Het hof is van oordeel dat de onder 1.1. genoemde brief, wat de klachtnummers SHE/2020/14 en SHE/2020/16 betreft, een beslissing in de zin van artikel 99 lid 11 Wna is. In deze brief bespreekt en beoordeelt de plaatsvervangend voorzitter deze klachten en beslist daarop. Haar beslissing komt erop neer dat de klachten kennelijk ongegrond en niet-ontvankelijk zijn. Het feit dat de beslissing van de plaatsvervangend voorzitter is neergelegd in een brief, waarbij geen melding is gemaakt van een rechtsmiddelenclausule maakt dit niet anders. Ook de mededeling van de (plaatsvervangend) voorzitter dat de klachten niet verder inhoudelijk in behandeling worden genomen betekent niet dat daarop niet is beslist door de plaatsvervangend voorzitter. Klager is niet-ontvankelijk in zijn hoger beroep tegen deze beslissingen, omdat de wet daarvoor niet het rechtsmiddel van hoger beroep kent (rov. 5.1).

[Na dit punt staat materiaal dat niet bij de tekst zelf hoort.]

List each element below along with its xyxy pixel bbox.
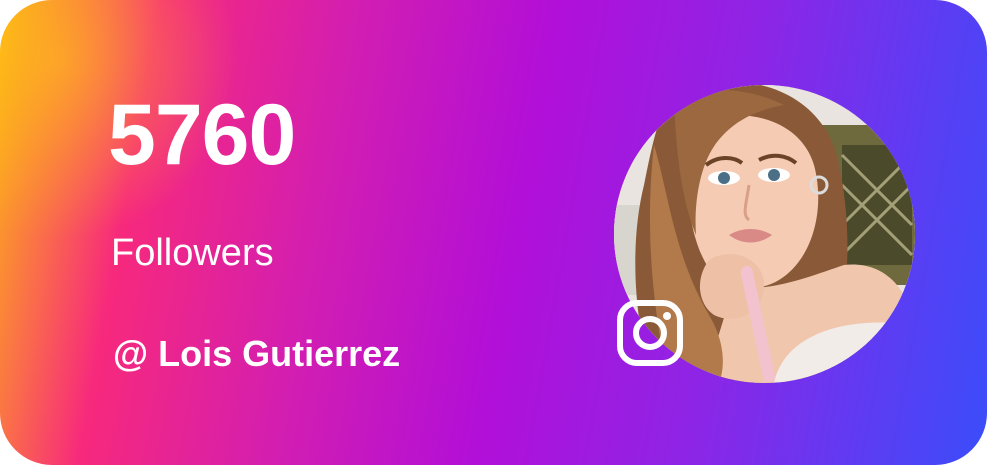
instagram-icon[interactable] [616, 299, 684, 367]
followers-count: 5760 [108, 87, 296, 183]
followers-label: Followers [111, 232, 274, 274]
follower-card: 5760 Followers @ Lois Gutierrez [0, 0, 987, 465]
profile-handle[interactable]: @ Lois Gutierrez [113, 336, 400, 372]
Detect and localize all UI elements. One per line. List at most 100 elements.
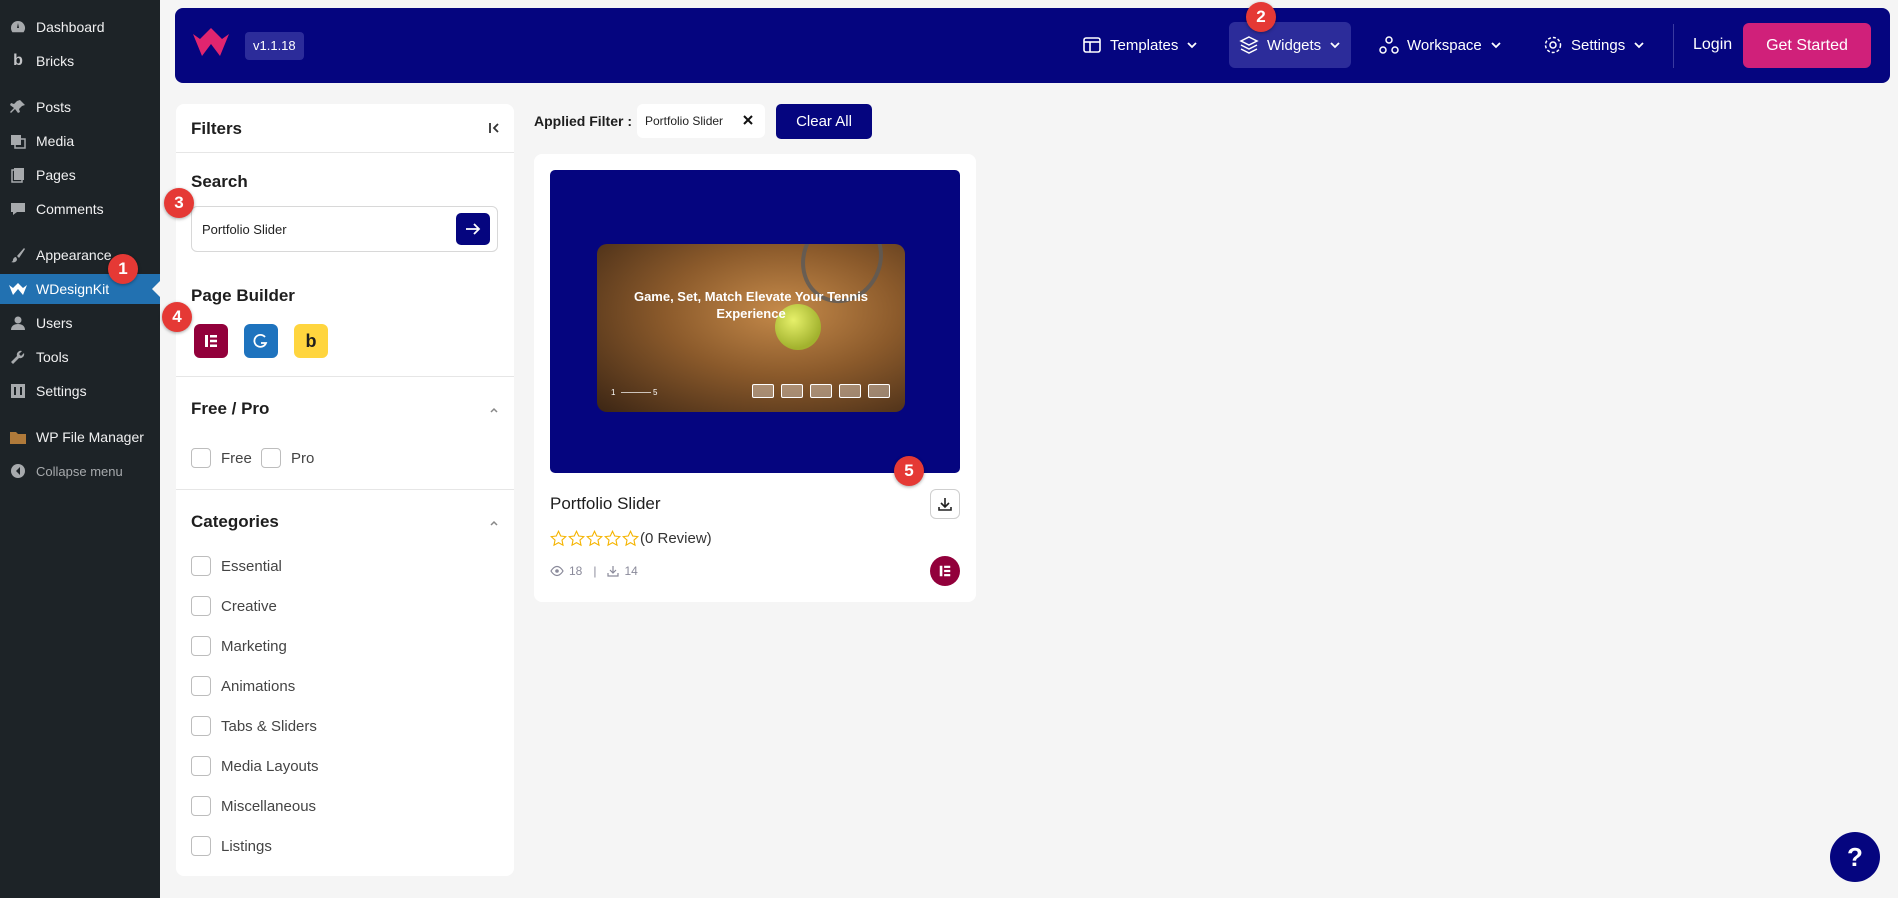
user-icon (8, 313, 28, 333)
nav-templates[interactable]: Templates (1072, 22, 1208, 68)
menu-label: Collapse menu (36, 463, 123, 479)
get-started-button[interactable]: Get Started (1743, 23, 1871, 68)
category-media-layouts[interactable]: Media Layouts (191, 756, 319, 776)
category-marketing[interactable]: Marketing (191, 636, 287, 656)
category-tabs-sliders[interactable]: Tabs & Sliders (191, 716, 317, 736)
gear-icon (1544, 36, 1562, 54)
nav-workspace[interactable]: Workspace (1369, 22, 1512, 68)
chevron-up-icon[interactable] (488, 517, 500, 529)
collapse-panel-icon[interactable] (484, 118, 504, 138)
slide-thumb (868, 384, 890, 398)
nav-label: Templates (1110, 36, 1179, 54)
step-marker-3: 3 (164, 188, 194, 218)
checkbox[interactable] (191, 676, 211, 696)
search-box (191, 206, 498, 252)
menu-collapse[interactable]: Collapse menu (0, 456, 160, 486)
download-button[interactable] (930, 489, 960, 519)
chevron-down-icon (1187, 42, 1198, 49)
widget-card[interactable]: Game, Set, Match Elevate Your Tennis Exp… (534, 154, 976, 602)
menu-posts[interactable]: Posts (0, 92, 160, 122)
category-essential[interactable]: Essential (191, 556, 282, 576)
view-count: 18 (569, 564, 583, 578)
checkbox-label: Essential (221, 557, 282, 575)
checkbox[interactable] (191, 796, 211, 816)
menu-label: Bricks (36, 53, 75, 69)
star-icon (622, 530, 639, 547)
category-miscellaneous[interactable]: Miscellaneous (191, 796, 316, 816)
search-input[interactable] (202, 219, 442, 239)
menu-bricks[interactable]: b Bricks (0, 46, 160, 76)
slide-thumb (810, 384, 832, 398)
slide-page-start: 1 (611, 388, 616, 397)
slide-page-end: 5 (653, 388, 658, 397)
widget-title[interactable]: Portfolio Slider (550, 494, 661, 514)
free-pro-title: Free / Pro (191, 399, 270, 418)
checkbox[interactable] (191, 756, 211, 776)
nav-label: Settings (1571, 36, 1626, 54)
elementor-filter-button[interactable] (194, 324, 228, 358)
menu-pages[interactable]: Pages (0, 160, 160, 190)
menu-wp-file-manager[interactable]: WP File Manager (0, 422, 160, 452)
checkbox[interactable] (261, 448, 281, 468)
menu-label: Pages (36, 167, 76, 183)
close-icon[interactable] (741, 113, 755, 127)
category-listings[interactable]: Listings (191, 836, 272, 856)
divider (176, 376, 514, 377)
search-submit-button[interactable] (456, 213, 490, 245)
page-builder-title: Page Builder (191, 286, 295, 305)
menu-label: WDesignKit (36, 281, 110, 297)
step-marker-2: 2 (1246, 2, 1276, 32)
menu-label: Tools (36, 349, 69, 365)
folder-icon (8, 427, 28, 447)
menu-label: Posts (36, 99, 72, 115)
category-creative[interactable]: Creative (191, 596, 277, 616)
login-link[interactable]: Login (1693, 36, 1732, 54)
slide-progress-line (621, 392, 651, 393)
wrench-icon (8, 347, 28, 367)
elementor-icon (939, 565, 951, 577)
menu-comments[interactable]: Comments (0, 194, 160, 224)
wdesignkit-logo[interactable] (193, 28, 237, 60)
slide-headline: Game, Set, Match Elevate Your Tennis Exp… (633, 289, 869, 321)
menu-media[interactable]: Media (0, 126, 160, 156)
nav-settings[interactable]: Settings (1533, 22, 1655, 68)
checkbox[interactable] (191, 596, 211, 616)
eye-icon (550, 565, 564, 577)
pro-checkbox[interactable]: Pro (261, 448, 314, 468)
arrow-right-icon (466, 223, 481, 235)
gutenberg-icon (253, 333, 268, 348)
widget-preview-image[interactable]: Game, Set, Match Elevate Your Tennis Exp… (550, 170, 960, 473)
elementor-badge (930, 556, 960, 586)
nav-widgets[interactable]: Widgets (1229, 22, 1352, 68)
checkbox[interactable] (191, 556, 211, 576)
bricks-filter-button[interactable]: b (294, 324, 328, 358)
rating-stars (550, 530, 639, 547)
help-button[interactable]: ? (1830, 832, 1880, 882)
checkbox[interactable] (191, 836, 211, 856)
checkbox[interactable] (191, 716, 211, 736)
menu-tools[interactable]: Tools (0, 342, 160, 372)
checkbox[interactable] (191, 636, 211, 656)
download-icon (938, 498, 952, 511)
step-marker-1: 1 (108, 254, 138, 284)
free-checkbox[interactable]: Free (191, 448, 252, 468)
slider-preview: Game, Set, Match Elevate Your Tennis Exp… (597, 244, 905, 412)
menu-users[interactable]: Users (0, 308, 160, 338)
review-count: (0 Review) (640, 530, 712, 547)
menu-settings[interactable]: Settings (0, 376, 160, 406)
gutenberg-filter-button[interactable] (244, 324, 278, 358)
comment-icon (8, 199, 28, 219)
nav-label: Workspace (1407, 36, 1482, 54)
nav-label: Widgets (1267, 36, 1322, 54)
checkbox[interactable] (191, 448, 211, 468)
slide-thumb (839, 384, 861, 398)
top-header: v1.1.18 Templates Widgets Workspace Sett… (175, 8, 1890, 83)
menu-wdesignkit[interactable]: WDesignKit (0, 274, 160, 304)
layers-icon (1239, 36, 1259, 54)
category-animations[interactable]: Animations (191, 676, 295, 696)
clear-all-button[interactable]: Clear All (776, 104, 872, 139)
chevron-up-icon[interactable] (488, 404, 500, 416)
menu-label: Appearance (36, 247, 112, 263)
chevron-down-icon (1634, 42, 1644, 49)
menu-dashboard[interactable]: Dashboard (0, 12, 160, 42)
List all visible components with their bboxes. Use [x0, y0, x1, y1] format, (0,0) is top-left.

Ontvankelijkheid van het hoger beroep in de zaak SHE/2020/32
5.3.
In de brief van 18 juni 2020 neemt de plaatsvervangend voorzitter geen inhoudelijke beslissing op de klacht onder nummer SHE/2020/32 en bericht zij aan klager dat zijn klacht niet inhoudelijk zal worden behandelend wegens misbruik van klachtrecht.
5.4.
Het hof constateert dat noch de kamer noch de voorzitter een beslissing hebben gegeven op de klacht en uitdrukkelijk hebben laten weten dat ook niet meer te zullen doen. Hoger beroep bij het hof tegen de mededeling van de plaatsvervangend voorzitter dat zij en de kamer geen beslissing zullen geven is dan ook niet mogelijk, wat daarvan verder ook zij. Klager is niet-ontvankelijk in dit beroep.
5.5.
De door klager opgeworpen beroepsgrond genoemd onder 4.2. treft overigens geen doel. Uit de brief van 18 juni 2020 blijkt immers duidelijk dat het gaat om een beslissing van de plaatsvervangend voorzitter en niet om een beslissing van de kamer.
5.6.
Slotsom is dat de beroepsgronden geen doel treffen en dat klager in zijn beroep niet-ontvankelijk zal worden verklaard.

6.Beslissing

Het hof:
- verklaart klager niet-ontvankelijk in zijn hoger beroep tegen de beslissingen in de brief van de plaatsvervangend voorzitter van de kamer van 18 juni 2020.
Deze beslissing is gegeven door mrs. A.R. Sturhoofd, J.H. Lieber en J.L.G.M. Mertens en in het openbaar uitgesproken op 22 juni 2021 door de rolraadsheer.